Biden dice que quiere seguir una política de inmigración más humana que la de línea dura de su predecesor, el presidente Donald Trump. Ha comenzado a permitir la entrada de menores que no viajan con un padre o tutor legal, aunque dejó en vigor una orden de salud pública de la era Trump que cerró la frontera a la gran mayoría de los solicitantes de asilo.
Algunas familias con niños pequeños también han sido liberadas en las últimas semanas en territorio estadounidense, en parte porque el gobierno local de Tamaulipas, al otro lado del sur de Texas, se ha negado a aceptar su regreso. Aun así, los funcionarios de la administración de Biden han instado a los migrantes a no hacer el peligroso periplo hacia el norte, enfatizando que la frontera no está abierta y que la mayoría de las personas que la cruzan ilegalmente serán deportadas.
Keiby, una hondureña de 17 años, fue la primera del grupo de Mayra en llegar al muro fronterizo. Había una puerta abierta sin agentes de patrulla a la vista, así que entró y se sentó a descansar. Había escuchado que podrían enviarla a un refugio durante unas semanas antes de reunirse con su familia en Estados Unidos. Estaba ansiosa por llegar a su madre, a quien no había visto en 14 años. “Ha sido todo este tiempo”, dijo. “Ahora finalmente es real. Gracias a Dios”.

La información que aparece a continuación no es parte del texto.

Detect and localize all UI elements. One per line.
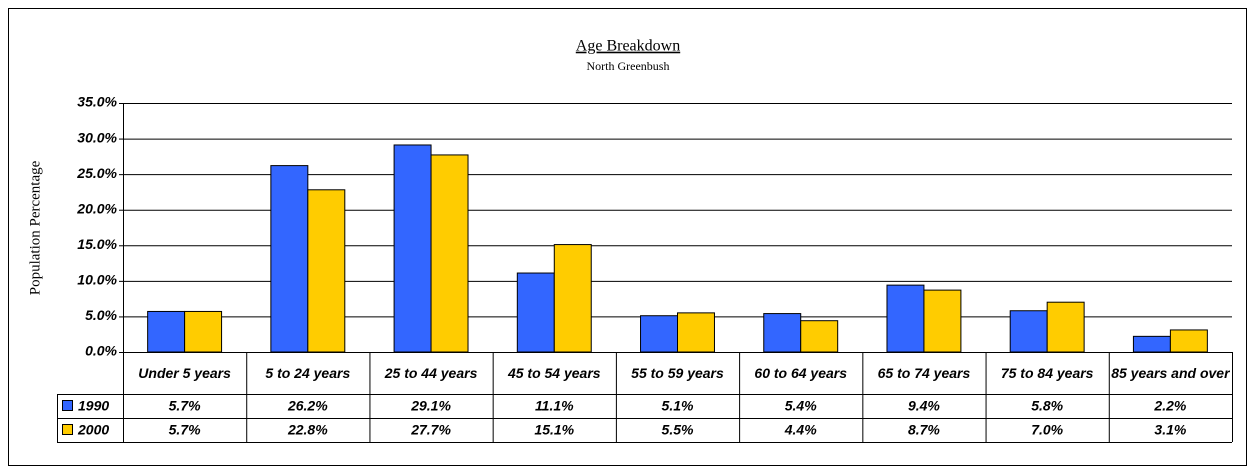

Los miembros del ejército estadounidense llegaron en un camión poco después y ofrecieron botellas de agua a los migrantes. Otro vehículo de la patrulla fronteriza se detuvo y los agentes salieron. “Yo diría que vamos a necesitar un autobús”, dijo un agente. “Parece que habrá muchos”.
Llegaron más agentes, separando a los menores no acompañados, en su mayoría adolescentes, de los que viajaban en familia, preguntando a cada migrante su edad y nacionalidad. “¿Seguro que eres menor de edad?” le preguntó uno a una mujer que dijo que tenía casi 18 años. Parecía mayor, dijo, y sería mejor que dijera la verdad ahora.
Rebuscó en su bolso en busca de un trozo de papel que probara su edad. La patrulla fronteriza alineó a los menores que probablemente viajarían sin tutores legales contra los vehículos y sentó a las familias contra la pared.
Anotaron la información de los niños, les dieron bolsas para poner sus pertenencias y les dijeron que se quitaran los cordones de los zapatos. Al final de la fila de menores estaba Mayra, consolando a su pequeño hijo con un carro de juguete azul. Abrumada y llorando, cuidó a Marvin y esperó a que los agentes de la patrulla fronteriza se le acercaran. “Espero que me dejen ir con mi hermana”, dijo.
Tiene familia en Nueva York y está ansiosa por comenzar una vida allí, para mantener a su hijo y enviar dinero a su madre en Guatemala para que compre los medicamentos que necesita.